Night Time Story: The Postcard From a Ghost Town

On her twelfth birthday, Sadie received a strange postcard in the mail. The picture showed a bustling mining town nestled in mountains, with the words “Greetings from Silver Creek” printed in faded letters. The message on the back was brief: “Miss you. Come visit soon. –G”
The postmark was dated last week, but Sadie’s grandmother told her something impossible: “Silver Creek hasn’t existed for nearly seventy years. It was abandoned after the mines closed.”
Intrigued, Sadie searched online and found only brief mentions of Silver Creek as a ghost town, with ruins somewhere in the nearby mountains.

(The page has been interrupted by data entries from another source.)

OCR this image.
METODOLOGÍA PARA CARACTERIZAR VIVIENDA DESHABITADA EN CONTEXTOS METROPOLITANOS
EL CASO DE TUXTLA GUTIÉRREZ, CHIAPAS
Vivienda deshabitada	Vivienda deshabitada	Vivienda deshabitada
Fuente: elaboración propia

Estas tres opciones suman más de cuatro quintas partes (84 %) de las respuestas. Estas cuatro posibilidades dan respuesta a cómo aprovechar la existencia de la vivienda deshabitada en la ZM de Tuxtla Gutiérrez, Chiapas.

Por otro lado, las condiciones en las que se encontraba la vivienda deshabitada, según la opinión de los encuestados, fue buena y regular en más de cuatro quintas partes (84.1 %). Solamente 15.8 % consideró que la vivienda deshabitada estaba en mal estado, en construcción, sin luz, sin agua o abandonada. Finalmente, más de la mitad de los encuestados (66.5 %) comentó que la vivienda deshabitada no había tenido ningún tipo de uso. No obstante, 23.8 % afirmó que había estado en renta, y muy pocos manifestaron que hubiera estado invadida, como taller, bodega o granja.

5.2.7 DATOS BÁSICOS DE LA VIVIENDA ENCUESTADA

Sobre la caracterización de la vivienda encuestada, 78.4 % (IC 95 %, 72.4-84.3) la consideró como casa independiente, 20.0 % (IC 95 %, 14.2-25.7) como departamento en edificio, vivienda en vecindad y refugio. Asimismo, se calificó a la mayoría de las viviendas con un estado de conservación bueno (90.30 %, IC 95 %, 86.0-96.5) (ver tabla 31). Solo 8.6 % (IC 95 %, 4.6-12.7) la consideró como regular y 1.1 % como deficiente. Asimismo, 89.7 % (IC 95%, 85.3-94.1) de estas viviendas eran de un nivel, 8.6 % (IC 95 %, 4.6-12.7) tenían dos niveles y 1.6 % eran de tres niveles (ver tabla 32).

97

The postcard writer—G—had addressed Sadie specifically, yet she knew no one with that initial.
When a second postcard arrived a week later (“The festival is coming. You should see the decorations.”), Sadie convinced her parents to take a weekend trip to find the ruins.
The hiking trail to Silver Creek was overgrown, but as they rounded a bend, Sadie gasped.
Stone foundations, collapsed wooden structures, and an old water tower marked where the town once stood. Though clearly abandoned for decades, the place didn’t feel empty.
As Sadie explored, she found a half-buried sign for “Grayson’s General Store.” The name triggered recognition—her great-grandfather was named George Grayson.
According to family stories, he’d run a store before moving to the city during the Great Depression.
In what remained of the store, Sadie discovered a small, tarnished mailbox.
Inside was a stack of yellowed postcards—all identical to the ones she’d received, but never sent. Next to them lay a journal explaining everything.
Her great-grandfather had written the postcards to his daughter—Sadie’s grandmother—before the town’s evacuation was announced.
He’d never mailed them after the family’s hasty departure. His final entry expressed regret that his child would never see Silver Creek’s summer festival again or remember the town that had been their home.
Somehow, seventy years later, the postcards had found their way to Sadie, born on the same date as her grandmother.
Back home, Sadie showed everything to her grandmother, who cried as memories flooded back of a childhood she’d been too young to remember clearly.
Together, they created a scrapbook about Silver Creek, preserving the story of the forgotten town and the store owner who had wanted so badly for his family to remember their first home.
The postcards stopped coming after Sadie’s visit, but sometimes she would look at the originals and feel a connection to the great-grandfather she’d never met—and to the ghost town that, for a brief moment, had reached across time to be remembered once more.